Gıda Mühendisliği alanında önemli çalışmalar yürüten Çankırı Karatekin Üniversitesi Öğretim Üyesi Doç. Dr. Hüdayi Ercoşkun, et ve et ürünlerinin yanlış tüketiminin ciddi sağlık problemlerine yol açabileceği uyarısında bulundu. Ercoşkun, özellikle etlerin yeterince pişirilmemesinin sağlık üzerindeki olumsuz etkilerini ve bu tür hatalı tüketimlerin ölümle sonuçlanabilecek ciddi sonuçlar doğurabileceğini belirtti.
Doç. Dr. Hüdayi Ercoşkun, etlerin içerebileceği bakteriler ve parazitler hakkında bilgi vererek, yanlış pişirme ya da yetersiz pişirme sonucunda insanlara yaklaşık 40 farklı hastalık ve parazit bulaşabileceğine dikkat çekti. Etin yeterince pişirilmemesi durumunda, mikroorganizmaların hayatta kalarak etin tamamına yayılabileceğini ve bunun zamanla besleyici özelliklerini yok ederek, tehlikeli bir zehire dönüşebileceğini vurguladı. Ercoşkun, etin pişirilmesinin sağlık açısından son derece önemli olduğunu, sağlıklı bir et tüketimi için et termometresi kullanımını önerdi. Kırmızı etlerin en az 63°C, beyaz etlerin ise en az 74°C sıcaklıkta pişirilmesi gerektiğini belirtti.

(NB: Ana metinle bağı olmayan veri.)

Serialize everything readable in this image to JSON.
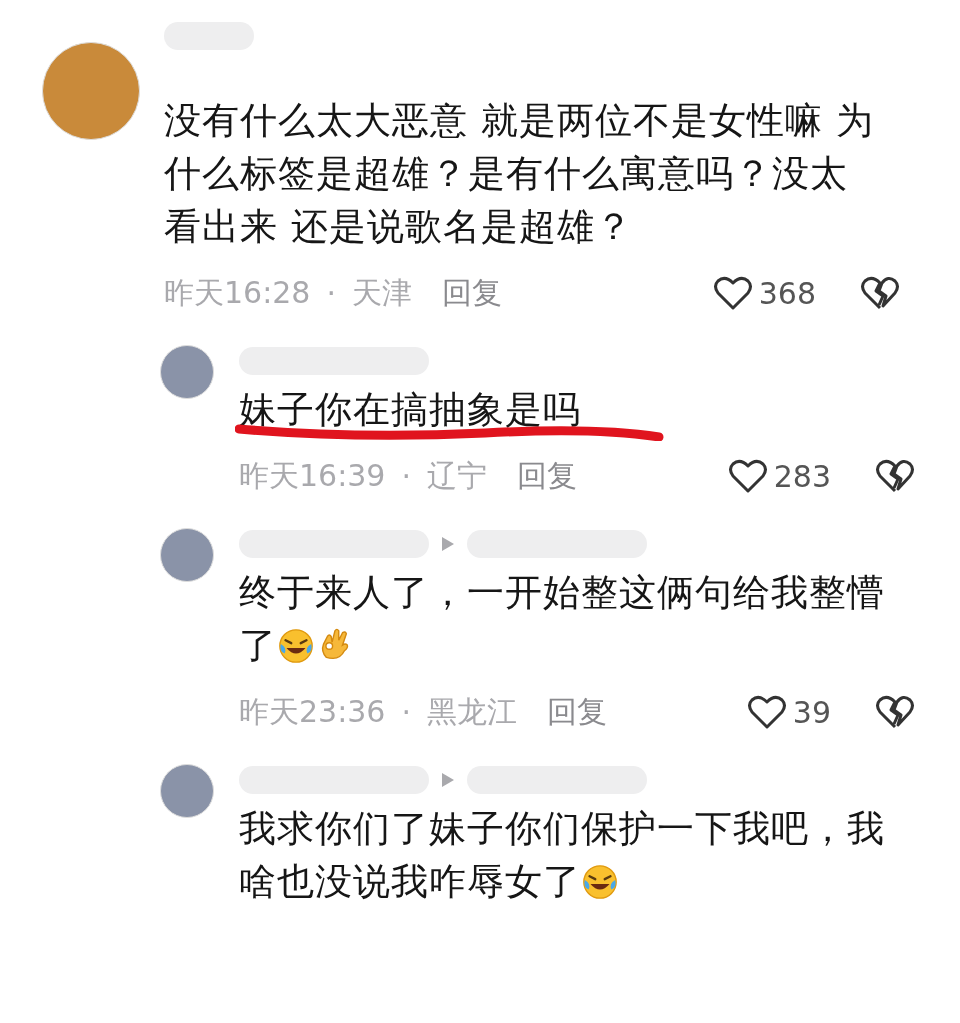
{
  "comment": {
    "lines": [
      "没有什么太大恶意 就是两位不是女性嘛 为",
      "什么标签是超雄？是有什么寓意吗？没太",
      "看出来 还是说歌名是超雄？"
    ],
    "time": "昨天16:28",
    "separator": "·",
    "location": "天津",
    "reply_label": "回复",
    "likes": "368",
    "underlined": false
  },
  "replies": [
    {
      "reply_to": false,
      "lines": [
        "妹子你在搞抽象是吗"
      ],
      "time": "昨天16:39",
      "separator": "·",
      "location": "辽宁",
      "reply_label": "回复",
      "likes": "283",
      "underlined": true
    },
    {
      "reply_to": true,
      "lines": [
        "终于来人了，一开始整这俩句给我整懵",
        "了"
      ],
      "time": "昨天23:36",
      "separator": "·",
      "location": "黑龙江",
      "reply_label": "回复",
      "likes": "39",
      "underlined": false,
      "emojis": [
        {
          "kind": "laugh-cry"
        },
        {
          "kind": "ok-hand"
        }
      ]
    },
    {
      "reply_to": true,
      "lines": [
        "我求你们了妹子你们保护一下我吧，我",
        "啥也没说我咋辱女了"
      ],
      "underlined": false,
      "emojis": [
        {
          "kind": "laugh-cry"
        }
      ]
    }
  ]
}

Etin, içerdiği yüksek protein nedeniyle mikroorganizmaların saldırısına açık bir besin maddesi olduğunu belirten Ercoşkun, "Et, mikroorganizmalar için tüm besin unsurlarını sağlayan yüksek bir besin değerine sahiptir. Eğer et, hijyenik olmayan koşullarda kesilir, taşınır veya hazırlanırsa, hastalık kaynağı olabilir" dedi. Etlerde en yaygın mikroorganizmalardan bazıları salmonella ve koliform bakterileridir. Ancak doğru pişirme yöntemi ile bu mikroorganizmalar yok edilebilir. Ercoşkun, "Eti yeterince pişirmezsek, hayatta kalan mikroorganizmalar etin tamamına yayılarak tehlikeli bir zehir oluşturabilir. Etlerin iyi pişirilmesi, sağlık risklerini azaltmak için son derece önemlidir" diye konuştu.
Kanatlı hayvan ve su canlılarının etlerinin, diğer et türlerine göre daha fazla risk taşıdığını belirten Ercoşkun, pişirme süresinin büyük önem taşıdığını vurguladı. Türkiye'nin iklim koşullarının, mikroorganizmaların gelişmesi için ideal şartlar sunduğunu belirten uzman, etin pH seviyesinin de mikroorganizmaların gelişimini engelleyebilecek bir faktör olduğunu söyledi. Kırmızı etlerin pH seviyesinin düşük olduğu için bazı patojen mikroorganizmaların büyümesini engellediğini ifade eden Ercoşkun, "Kanatlı ve su ürünleri etleri daha riskli olabilir. Bu nedenle et termometresi kullanarak etin iç kısmının sıcaklığının kırmızı etlerde 63°C, beyaz etlerde ise 74°C'yi geçtiğinden emin olunmalıdır. Bağışıklık sistemi zayıf olan bireyler bu risklere karşı çok daha hassastır ve bu tür sağlık sorunları ölüme yol açabilir" dedi.
Doç. Dr. Hüdayi Ercoşkun, et ve et ürünlerinin sağlık açısından güvenli bir şekilde tüketilmesi için dikkat edilmesi gereken en önemli faktörün doğru pişirme olduğunu söyledi. Etlerin doğru sıcaklıkta pişirilmesi, potansiyel sağlık risklerini önleyecek ve besin değerlerini koruyacaktır. Etin pişirilmesi sırasında sağlık riski yaratmamak adına et termometresi kullanmak, tüketicilere büyük fayda sağlayacaktır. Ercoşkun, "Yeterince pişirilmeyen etler, ciddi sağlık sorunlarına yol açabilir. Bu nedenle etin doğru sıcaklıkta pişirilmesi hayati önem taşır" dedi.